Well, well, well. Samsung thought it'd get away with a little bit of cheating, but it didn't take long to figure out that Samsung tried and failed to pull the wool right over our eyes. It turns out that the new Galaxy Note 3 is designed specifically with benchmarks in mind so that scores are inflated to make the device look faster than it actually is.
Discovered by Ars Technica, the Galaxy Note 3 kicks into high-gear whenever a benchmark app is launched and in fact will not let the CPU idle whatsoever. This high performance mode allows the phablet to run up to 20 percent faster, but just while the benchmark app is running. Once the test is complete and the app is closed, Samsung's device will return to its regular state and return to normal speeds. The clear benefit to doing this is to make the Galaxy Note 3 look faster than what it is to reviewers, technology enthusiasts and, indirectly, customers.

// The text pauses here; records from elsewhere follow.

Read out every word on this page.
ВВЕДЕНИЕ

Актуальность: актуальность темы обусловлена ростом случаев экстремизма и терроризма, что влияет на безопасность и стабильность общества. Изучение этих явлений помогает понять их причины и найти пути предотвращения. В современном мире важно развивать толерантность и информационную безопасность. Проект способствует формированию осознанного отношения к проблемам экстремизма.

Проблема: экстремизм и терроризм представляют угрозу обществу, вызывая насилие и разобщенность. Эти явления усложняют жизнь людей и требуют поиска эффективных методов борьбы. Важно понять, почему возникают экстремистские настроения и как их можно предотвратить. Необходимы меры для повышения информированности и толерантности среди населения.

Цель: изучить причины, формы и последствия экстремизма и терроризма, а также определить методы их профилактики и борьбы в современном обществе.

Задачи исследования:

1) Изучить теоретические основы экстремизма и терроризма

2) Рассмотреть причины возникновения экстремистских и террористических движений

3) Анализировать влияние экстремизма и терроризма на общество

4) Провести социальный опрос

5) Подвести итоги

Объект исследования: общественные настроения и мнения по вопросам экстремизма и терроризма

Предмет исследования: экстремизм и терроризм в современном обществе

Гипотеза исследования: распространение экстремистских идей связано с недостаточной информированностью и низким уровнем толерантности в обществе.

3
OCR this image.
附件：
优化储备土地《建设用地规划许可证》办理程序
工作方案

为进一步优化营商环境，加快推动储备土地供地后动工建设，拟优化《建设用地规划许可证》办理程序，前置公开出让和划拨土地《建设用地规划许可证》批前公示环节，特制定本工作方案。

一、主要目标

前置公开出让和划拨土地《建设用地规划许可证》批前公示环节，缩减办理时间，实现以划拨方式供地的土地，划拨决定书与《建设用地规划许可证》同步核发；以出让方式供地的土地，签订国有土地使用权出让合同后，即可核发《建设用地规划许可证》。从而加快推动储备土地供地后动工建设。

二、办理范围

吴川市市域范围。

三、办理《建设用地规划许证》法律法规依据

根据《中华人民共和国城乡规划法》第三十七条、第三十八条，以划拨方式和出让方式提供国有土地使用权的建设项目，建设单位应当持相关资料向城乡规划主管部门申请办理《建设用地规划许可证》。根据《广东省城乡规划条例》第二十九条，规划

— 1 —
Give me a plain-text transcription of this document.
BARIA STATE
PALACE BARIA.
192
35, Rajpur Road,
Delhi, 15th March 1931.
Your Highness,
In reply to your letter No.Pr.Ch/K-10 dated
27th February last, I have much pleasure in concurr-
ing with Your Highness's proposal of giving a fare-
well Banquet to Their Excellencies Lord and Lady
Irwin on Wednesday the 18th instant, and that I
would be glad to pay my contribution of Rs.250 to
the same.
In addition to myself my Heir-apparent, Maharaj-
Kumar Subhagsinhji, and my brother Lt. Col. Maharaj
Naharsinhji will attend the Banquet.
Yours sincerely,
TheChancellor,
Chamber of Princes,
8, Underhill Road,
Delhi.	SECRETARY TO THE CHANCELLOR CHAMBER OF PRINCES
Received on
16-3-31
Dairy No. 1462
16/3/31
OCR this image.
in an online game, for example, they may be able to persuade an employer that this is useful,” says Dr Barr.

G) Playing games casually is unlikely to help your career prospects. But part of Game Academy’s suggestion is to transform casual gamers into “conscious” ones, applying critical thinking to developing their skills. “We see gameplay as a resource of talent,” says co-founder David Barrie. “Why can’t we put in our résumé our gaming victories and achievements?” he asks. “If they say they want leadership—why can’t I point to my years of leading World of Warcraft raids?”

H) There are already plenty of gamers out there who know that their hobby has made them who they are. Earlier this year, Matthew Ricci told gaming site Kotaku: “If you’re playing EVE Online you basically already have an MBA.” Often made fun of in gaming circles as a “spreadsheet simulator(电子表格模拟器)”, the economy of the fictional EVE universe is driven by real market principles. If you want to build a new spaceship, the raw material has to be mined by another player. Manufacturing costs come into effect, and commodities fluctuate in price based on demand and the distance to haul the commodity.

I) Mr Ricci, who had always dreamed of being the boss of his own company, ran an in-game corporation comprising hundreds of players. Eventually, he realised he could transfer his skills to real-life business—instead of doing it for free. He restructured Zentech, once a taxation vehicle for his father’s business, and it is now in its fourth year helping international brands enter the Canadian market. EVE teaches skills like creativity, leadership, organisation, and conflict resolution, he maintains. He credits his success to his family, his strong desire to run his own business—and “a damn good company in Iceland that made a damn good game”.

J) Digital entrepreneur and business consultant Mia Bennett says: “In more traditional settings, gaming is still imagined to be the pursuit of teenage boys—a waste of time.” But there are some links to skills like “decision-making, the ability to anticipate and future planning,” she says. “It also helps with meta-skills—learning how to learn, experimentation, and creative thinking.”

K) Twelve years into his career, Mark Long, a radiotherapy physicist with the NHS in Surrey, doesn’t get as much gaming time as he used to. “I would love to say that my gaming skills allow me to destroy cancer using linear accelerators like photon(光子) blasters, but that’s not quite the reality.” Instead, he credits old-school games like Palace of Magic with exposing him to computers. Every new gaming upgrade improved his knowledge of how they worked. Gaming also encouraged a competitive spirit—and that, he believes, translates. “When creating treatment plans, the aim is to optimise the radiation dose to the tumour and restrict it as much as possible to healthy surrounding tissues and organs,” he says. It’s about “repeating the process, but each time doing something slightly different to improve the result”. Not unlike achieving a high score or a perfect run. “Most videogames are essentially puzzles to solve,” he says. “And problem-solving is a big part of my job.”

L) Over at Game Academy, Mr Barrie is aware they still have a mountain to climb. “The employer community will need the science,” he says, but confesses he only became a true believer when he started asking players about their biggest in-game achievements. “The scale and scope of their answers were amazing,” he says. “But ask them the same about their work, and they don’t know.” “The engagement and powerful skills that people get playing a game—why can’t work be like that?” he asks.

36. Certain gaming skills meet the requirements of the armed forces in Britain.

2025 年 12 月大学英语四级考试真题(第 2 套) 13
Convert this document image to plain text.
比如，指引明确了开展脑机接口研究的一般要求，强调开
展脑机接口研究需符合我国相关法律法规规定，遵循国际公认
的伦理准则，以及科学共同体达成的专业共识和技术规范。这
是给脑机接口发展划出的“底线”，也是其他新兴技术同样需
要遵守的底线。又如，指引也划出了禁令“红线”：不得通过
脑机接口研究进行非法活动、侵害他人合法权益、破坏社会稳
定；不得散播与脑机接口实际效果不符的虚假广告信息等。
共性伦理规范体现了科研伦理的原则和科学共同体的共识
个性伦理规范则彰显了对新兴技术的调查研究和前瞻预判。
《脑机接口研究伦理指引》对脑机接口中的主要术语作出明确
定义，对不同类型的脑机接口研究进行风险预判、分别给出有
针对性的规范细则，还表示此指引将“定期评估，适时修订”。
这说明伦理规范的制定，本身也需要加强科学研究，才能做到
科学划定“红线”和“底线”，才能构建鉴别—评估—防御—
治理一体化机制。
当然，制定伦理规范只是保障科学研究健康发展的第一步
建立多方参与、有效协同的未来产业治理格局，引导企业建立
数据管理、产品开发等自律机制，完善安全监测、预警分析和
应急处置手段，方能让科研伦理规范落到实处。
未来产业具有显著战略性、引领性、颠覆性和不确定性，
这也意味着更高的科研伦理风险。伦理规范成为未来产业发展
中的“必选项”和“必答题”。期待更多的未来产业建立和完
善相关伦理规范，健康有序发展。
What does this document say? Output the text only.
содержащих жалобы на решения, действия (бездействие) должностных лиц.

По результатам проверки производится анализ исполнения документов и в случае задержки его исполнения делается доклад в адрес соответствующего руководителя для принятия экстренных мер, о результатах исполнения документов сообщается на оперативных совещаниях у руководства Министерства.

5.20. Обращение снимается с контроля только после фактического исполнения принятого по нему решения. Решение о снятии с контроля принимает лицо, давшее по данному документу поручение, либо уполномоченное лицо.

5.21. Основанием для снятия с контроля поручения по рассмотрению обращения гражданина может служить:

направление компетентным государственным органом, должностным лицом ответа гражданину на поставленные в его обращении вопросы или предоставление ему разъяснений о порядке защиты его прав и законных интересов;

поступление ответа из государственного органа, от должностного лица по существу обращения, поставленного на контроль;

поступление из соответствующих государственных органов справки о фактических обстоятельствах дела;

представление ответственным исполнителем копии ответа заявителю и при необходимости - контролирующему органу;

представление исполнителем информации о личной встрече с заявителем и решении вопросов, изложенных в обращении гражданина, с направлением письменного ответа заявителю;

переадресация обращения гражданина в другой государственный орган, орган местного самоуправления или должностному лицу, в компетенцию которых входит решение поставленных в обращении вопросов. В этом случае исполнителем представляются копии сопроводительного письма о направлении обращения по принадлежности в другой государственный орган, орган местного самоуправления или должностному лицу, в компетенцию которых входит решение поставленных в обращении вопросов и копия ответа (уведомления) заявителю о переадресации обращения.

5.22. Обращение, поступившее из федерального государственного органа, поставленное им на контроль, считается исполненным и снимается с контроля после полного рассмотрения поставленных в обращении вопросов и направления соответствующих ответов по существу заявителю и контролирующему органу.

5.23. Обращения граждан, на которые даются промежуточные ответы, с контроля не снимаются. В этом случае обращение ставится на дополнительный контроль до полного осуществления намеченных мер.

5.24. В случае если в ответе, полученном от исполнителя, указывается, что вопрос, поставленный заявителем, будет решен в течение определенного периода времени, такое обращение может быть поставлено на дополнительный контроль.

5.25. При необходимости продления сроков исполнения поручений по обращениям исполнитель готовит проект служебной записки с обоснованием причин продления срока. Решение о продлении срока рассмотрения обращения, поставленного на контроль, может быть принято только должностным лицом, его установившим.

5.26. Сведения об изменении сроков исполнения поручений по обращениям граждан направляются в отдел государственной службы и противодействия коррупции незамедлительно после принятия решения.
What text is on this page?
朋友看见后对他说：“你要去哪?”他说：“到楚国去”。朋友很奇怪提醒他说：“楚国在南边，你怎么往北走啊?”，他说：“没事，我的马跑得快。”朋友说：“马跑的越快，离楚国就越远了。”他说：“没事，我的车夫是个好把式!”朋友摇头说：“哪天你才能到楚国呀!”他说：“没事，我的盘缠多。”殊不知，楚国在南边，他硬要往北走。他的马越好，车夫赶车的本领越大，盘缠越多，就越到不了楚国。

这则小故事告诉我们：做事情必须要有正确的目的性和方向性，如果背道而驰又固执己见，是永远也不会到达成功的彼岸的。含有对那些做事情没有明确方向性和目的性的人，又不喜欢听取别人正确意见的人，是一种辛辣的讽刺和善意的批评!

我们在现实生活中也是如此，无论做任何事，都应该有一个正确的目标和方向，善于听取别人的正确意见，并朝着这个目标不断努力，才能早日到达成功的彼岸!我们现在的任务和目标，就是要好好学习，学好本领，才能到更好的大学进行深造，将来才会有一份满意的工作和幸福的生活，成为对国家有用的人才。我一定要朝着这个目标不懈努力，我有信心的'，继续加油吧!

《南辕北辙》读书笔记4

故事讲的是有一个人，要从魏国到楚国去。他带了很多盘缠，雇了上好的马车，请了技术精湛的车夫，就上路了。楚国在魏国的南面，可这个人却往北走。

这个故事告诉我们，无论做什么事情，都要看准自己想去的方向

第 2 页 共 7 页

The Note 3 has a 2.3GHz Snapdragon 800 processor and so does the LG Optimus G2. Ars Technica knew something was up when Samsung's handset was scoring far better than LG's, yet the two feature the exact same processor. Monitoring CPU usage led to the realization that the Note 3 got an unfair boost in apps like Geekbench. In fact, using a renamed version called Stealthbench deactivated the power boost.
Samsung, you've been caught red-handed.